Thankfully, the company managed to survived the potential death blow after the FDA removed the clinical trial hold later in the year. As the trials resumed, the reported clinical results for imetelstat as a treatment of myelofibrosis look quite promising. A pilot study for the treatment showed an overall response rate of 36.4%, which included a complete remission for 12% of the patients in the study.

These results look especially good when compared to the current myelofibrosis treatment Jakafi, marketed by Incyte and Novartis, which has never demonstrated a complete remission in myelofibrosis patients. 

A game-changing agreement?
The clinical news was shown to be attractive enough to get Janssen, the biotech arm of pharma giant Johnson & Johnson, to sign a collaboration agreement with Geron. The deal gave Geron a $35 million cash infusion and the potential to earn up to $900 million in additional milestone payments, plus a royalty on any worldwide sales. 

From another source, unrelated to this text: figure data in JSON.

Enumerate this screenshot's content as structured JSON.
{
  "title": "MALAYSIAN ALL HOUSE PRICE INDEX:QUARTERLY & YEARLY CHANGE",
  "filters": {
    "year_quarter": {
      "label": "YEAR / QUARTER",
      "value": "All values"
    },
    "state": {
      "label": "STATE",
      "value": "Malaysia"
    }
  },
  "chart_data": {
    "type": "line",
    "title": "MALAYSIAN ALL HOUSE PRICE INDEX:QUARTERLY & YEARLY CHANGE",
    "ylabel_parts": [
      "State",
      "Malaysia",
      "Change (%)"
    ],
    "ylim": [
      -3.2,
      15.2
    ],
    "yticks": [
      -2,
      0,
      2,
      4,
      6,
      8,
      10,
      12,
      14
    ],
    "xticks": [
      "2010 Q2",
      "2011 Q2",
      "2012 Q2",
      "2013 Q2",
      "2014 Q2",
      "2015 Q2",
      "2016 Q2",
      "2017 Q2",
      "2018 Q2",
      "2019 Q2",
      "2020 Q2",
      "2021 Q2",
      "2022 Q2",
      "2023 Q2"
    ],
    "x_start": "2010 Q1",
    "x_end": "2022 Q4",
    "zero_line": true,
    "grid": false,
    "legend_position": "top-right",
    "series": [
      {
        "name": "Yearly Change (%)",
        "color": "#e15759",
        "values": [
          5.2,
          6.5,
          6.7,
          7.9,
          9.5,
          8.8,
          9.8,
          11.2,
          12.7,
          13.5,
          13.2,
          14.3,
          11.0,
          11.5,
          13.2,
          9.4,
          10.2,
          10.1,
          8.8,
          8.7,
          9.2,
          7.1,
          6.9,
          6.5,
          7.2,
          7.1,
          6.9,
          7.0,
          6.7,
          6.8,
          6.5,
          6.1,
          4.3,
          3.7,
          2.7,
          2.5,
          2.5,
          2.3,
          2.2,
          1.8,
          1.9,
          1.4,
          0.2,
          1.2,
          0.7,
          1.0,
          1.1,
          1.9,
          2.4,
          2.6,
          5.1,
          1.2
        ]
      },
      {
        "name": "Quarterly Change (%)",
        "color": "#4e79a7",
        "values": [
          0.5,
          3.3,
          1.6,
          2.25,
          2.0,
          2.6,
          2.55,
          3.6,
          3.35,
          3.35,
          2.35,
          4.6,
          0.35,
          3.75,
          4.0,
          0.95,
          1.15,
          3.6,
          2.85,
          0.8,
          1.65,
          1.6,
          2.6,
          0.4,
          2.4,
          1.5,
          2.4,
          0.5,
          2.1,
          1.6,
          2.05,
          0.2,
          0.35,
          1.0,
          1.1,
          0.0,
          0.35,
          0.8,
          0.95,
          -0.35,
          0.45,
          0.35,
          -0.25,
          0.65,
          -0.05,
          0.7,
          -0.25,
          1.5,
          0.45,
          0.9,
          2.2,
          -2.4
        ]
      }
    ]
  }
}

Earlier this year, the FDA granted imetelstat the much-coveted orphan-drug status for the treatment of myelofibrosis. Additionally, in July 2015, enrollment began in a phase 2 clinical trial intended to evaluate imetelstat use in patients with high-risk myelofibrosis for whom a previous treatment did not work. 

Will Geron be the next winner?
If Geron can successfully bring imetelstat to market, it certainly appears to hold huge market potential, as J&J estimates the therapy could provide more than $1 billion in peak sales as a treatment for myelofibrosis alone. If that was to occur, then Geron could reach multi-bagger status from here. 

There is certainly a whole lot that could go wrong between now and then, but investors should be somewhat comforted in knowing that a big company like J&J is enough of a believer in this technology to lock up worldwide commercial rights. Plus, the company has only burned about $18 million dollars so far this year, so with $157 million in cash and investments on its balance as of the most recent quarter-end, the company appears to be on solid financial footing. 

While this may be a critical turning point in Geron's market history, I'm not yet willing to call the shares a buy, as there is still far too much risk for my liking. However, if the company keeps reporting solid clinical data on imetelstat, I may be willing to open up a small starter position in the company in the near future.